A sinhala/english text search engine for sinhala songs and lyrics
B L O D Hemachandra - 160197M
You must have the following prerequisites on your machine/server
- Clone or download the reposity
- Open a terminal on the project root directory
- Run
sh start.sh - Wait for a few minutes to initialize the servers. (you can check status of containers by running
docker ps -a) - Visit http://localhost:5000 in your browser
After running the application you will have the access to a nice web interface that you can search and browse for your favourite sinhala songs, artists, lyrics, etc.

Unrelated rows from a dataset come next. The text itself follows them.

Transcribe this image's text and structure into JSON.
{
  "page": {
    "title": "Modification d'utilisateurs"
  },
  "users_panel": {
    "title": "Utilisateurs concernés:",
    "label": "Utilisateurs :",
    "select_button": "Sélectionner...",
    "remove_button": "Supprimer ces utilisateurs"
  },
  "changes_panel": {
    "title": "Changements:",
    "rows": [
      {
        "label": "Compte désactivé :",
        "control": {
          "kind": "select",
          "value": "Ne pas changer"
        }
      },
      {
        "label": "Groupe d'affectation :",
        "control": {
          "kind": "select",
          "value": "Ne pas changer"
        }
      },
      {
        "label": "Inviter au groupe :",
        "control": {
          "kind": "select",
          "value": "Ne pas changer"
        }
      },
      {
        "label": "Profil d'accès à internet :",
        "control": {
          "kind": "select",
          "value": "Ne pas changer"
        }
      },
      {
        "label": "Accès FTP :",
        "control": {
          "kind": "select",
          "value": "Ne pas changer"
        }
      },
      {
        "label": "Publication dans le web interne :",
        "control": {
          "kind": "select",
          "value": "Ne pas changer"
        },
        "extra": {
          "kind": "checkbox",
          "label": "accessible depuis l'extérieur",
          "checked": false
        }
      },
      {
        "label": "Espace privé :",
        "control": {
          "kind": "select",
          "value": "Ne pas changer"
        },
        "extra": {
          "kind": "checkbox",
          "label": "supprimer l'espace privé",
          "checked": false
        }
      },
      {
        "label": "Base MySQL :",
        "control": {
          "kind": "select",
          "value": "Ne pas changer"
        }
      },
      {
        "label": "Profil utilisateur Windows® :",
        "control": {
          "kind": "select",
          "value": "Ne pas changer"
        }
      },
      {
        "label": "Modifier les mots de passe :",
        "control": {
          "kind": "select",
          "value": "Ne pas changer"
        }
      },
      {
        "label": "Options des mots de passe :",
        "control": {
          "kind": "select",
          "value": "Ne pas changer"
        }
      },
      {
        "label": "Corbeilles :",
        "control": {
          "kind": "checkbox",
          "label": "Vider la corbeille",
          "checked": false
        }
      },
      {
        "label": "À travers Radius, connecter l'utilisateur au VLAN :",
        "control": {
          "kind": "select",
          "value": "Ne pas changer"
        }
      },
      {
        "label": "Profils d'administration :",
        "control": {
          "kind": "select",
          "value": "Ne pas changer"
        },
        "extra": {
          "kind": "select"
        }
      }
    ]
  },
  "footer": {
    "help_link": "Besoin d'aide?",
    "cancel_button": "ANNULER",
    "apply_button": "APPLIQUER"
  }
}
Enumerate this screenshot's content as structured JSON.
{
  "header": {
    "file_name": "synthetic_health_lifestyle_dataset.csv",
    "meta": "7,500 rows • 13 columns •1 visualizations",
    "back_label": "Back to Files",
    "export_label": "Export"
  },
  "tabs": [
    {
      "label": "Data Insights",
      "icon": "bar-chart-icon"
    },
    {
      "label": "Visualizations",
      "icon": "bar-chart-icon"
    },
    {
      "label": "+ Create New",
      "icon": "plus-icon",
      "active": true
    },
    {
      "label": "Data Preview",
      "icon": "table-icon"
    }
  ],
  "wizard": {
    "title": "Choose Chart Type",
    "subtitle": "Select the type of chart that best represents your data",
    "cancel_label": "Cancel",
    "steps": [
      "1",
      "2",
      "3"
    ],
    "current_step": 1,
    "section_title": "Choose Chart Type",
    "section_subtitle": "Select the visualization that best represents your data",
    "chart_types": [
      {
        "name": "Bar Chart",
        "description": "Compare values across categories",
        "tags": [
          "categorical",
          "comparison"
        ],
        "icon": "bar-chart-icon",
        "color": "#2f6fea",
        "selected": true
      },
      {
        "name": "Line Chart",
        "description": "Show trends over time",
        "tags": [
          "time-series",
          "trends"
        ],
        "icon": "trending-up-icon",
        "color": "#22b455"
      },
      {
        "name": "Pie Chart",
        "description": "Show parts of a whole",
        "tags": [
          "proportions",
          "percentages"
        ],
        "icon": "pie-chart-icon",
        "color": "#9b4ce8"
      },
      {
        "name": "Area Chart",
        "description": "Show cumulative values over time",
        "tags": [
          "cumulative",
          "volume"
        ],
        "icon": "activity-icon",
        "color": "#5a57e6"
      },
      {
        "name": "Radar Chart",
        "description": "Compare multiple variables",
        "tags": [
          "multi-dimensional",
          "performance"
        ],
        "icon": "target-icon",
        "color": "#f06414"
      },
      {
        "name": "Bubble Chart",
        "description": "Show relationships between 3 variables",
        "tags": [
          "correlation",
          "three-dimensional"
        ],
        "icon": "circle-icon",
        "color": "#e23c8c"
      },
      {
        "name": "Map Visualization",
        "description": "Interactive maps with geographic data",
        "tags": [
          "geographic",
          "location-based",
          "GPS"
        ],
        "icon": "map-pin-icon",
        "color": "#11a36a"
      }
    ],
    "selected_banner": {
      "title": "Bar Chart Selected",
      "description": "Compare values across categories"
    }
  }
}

In order to stop servers and remove all container artifacts, run sh stop.sh
- Search by title - ආදරේ මන්දිරේ
- Search by artist - එඩ්වඩ් ජයකොඩි ගායනා කල ගී
- Search by lyrics - ඔබ සඳක් සේම පායා මට එලිය දුන් වගයි
- Search by genre - චිත්රපට ගීත
- Search by songwriter - රත්න ශ්රී ලියූ ගීත
- Faceted Search - Filter the search results based on artist, music, lyrics, genre
- Range Queries - ජනප්රියම ගීත 20, රත්න ශ්රී ලියූ හොඳම සිංදු 10, වික්ටර් රත්නායක ගායනා කළ හොඳම ගීත 10
- Search with synonyms - එඩ්වඩ් ජයකොඩි ගායනා කල ගී, එඩ්වඩ් ජයකොඩි ගැයූ සිංදු
- English support for searching (limited level) - Amaradewa top 10, Songs written by Rathna Sri
| Folder | Description |
|---|---|
| UI | Flask server and web UI files |
| Data | Scraped sinhala songs and DB mount folder |
| Scraper | Python web scraper |
| Solr-Engine | Apache Solr |
Song lyrics along with the metadata was scraped from Sinhala Song Book website. The website consists of following data fields for each song.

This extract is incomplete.